L’abbé va donc ramener un grand nombre de plaques de verre où la photo imprimée en double ne va pas être imprimée sur carton, mais va pouvoir être projetée sur un écran avec un effet de relief (procédé de stéréo).
L’abbé Fernique ne va pas garder ses souvenirs pour lui. Dès 1869, il propose au curé de la paroisse de Saint-Séverin où il est alors vicaire, d’organiser des séances récréatives dans un but bien précis : « amuser les jeunes gens en les instruisant, grâce à des conférences avec projections ».
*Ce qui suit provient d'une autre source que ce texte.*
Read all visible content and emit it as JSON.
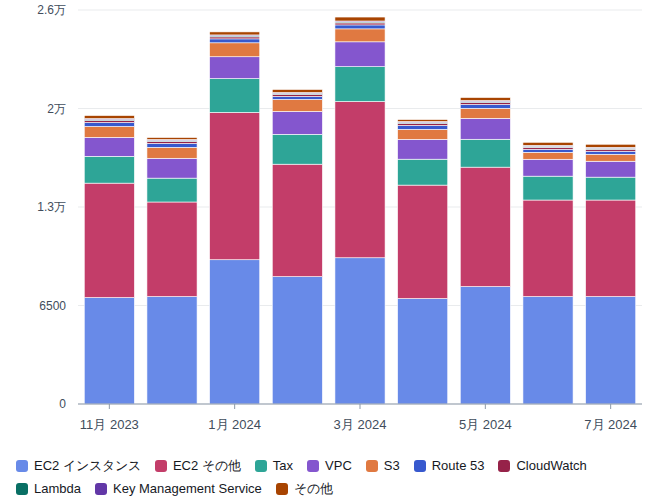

Prélevant sur son traitement, il va trouver la somme nécessaire pour construire «de ses mains» un appareil de projection et fait un essai devant les membres du conseil du patronage, qui est un succès. Des lors, il va organiser des séances dans différentes paroisses qui feront salle comble.
La guerre de 1870 va momentanément interrompre ces spectacles mais ils vont reprendre après le conflit. Un généreux sponsor fait l’acquisition d’un projecteur dernier modèle dont l’abbé pourra bénéficier à sa guise. Entre 1873 et 1877, ce n’est pas moins de soixante-dix conférences qui vont être proposées par l’abbé Fernique, à Paris, en banlieue et même en province (Le Havre, Rouen et Lyon). Il fera appel à différents intervenants sur des sujets comme Pompéi, Rome, les Alpes, le Pôle Nord, les planètes du système solaire.. Lui-même se réservera des thèmes comme l’isthme de Suez, Jérusalem, l’Italie, la Suisse, voyage à travers le monde et un « voyage dans le royaume des infiniment petits ou Dieu admirable dans les plus petites de ses œuvres… » .
Invité au congrès de Reims (à l’origine du catholicisme social) , il va y présenter un rapport et, le jour de la clôture, une séance devant les membres participants et il va avoir la satisfaction de voir se créer en province sept œuvres semblables.
Et à Noisy-le-Sec me direz-vous ?
Les paroissiens vont également profiter de ses conférences comme en témoigne cet article paru dans le journal « La Croix» daté du 5 Décembre 1898 (voir ci-dessous).
On peut penser que cette activité qui a contribué à faire connaître la Terre Sainte a pu jouer un rôle dans sa nomination de Chevalier du Saint-Sépulcre.
Mais, c’est plus sûrement sa grande implication dans l’organisation des pèlerinages en Terre Sainte dont il est le secrétaire, qui va lui valoir cette grande distinction.
Les discours qui émaillent l’évolution de son sacerdoce soulignent son inlassable dévouement à cette œuvre. Là encore, Noisy-le-Sec va en bénéficier puisqu’en 1890, dès le début de sa présence dans la ville, les paroissiens peuvent se procurer le tract ci-dessous. L’histoire ne dit pas combien de Noiséens ont tenté l’aventure…
En outre, l’abbé Fernique ne se contente pas d’être un bricoleur de génie. Il s’intéresse aussi aux sciences de la vie comme le prouvent sa conférence sur l’infiniment petit et sa fréquentation du Muséum d’histoire naturelle où figure, en 1889, dans le bilan des activités de l’année, son article à propos de divers points sur la structure des plantes.
Toute sa vie, l’abbé Fernique aura fait sienne cette conviction profonde qu’il avait énoncé : « La science, en général, chez un ecclésiastique, est comme un huitième sacrement pour l’efficacité de son ministère.»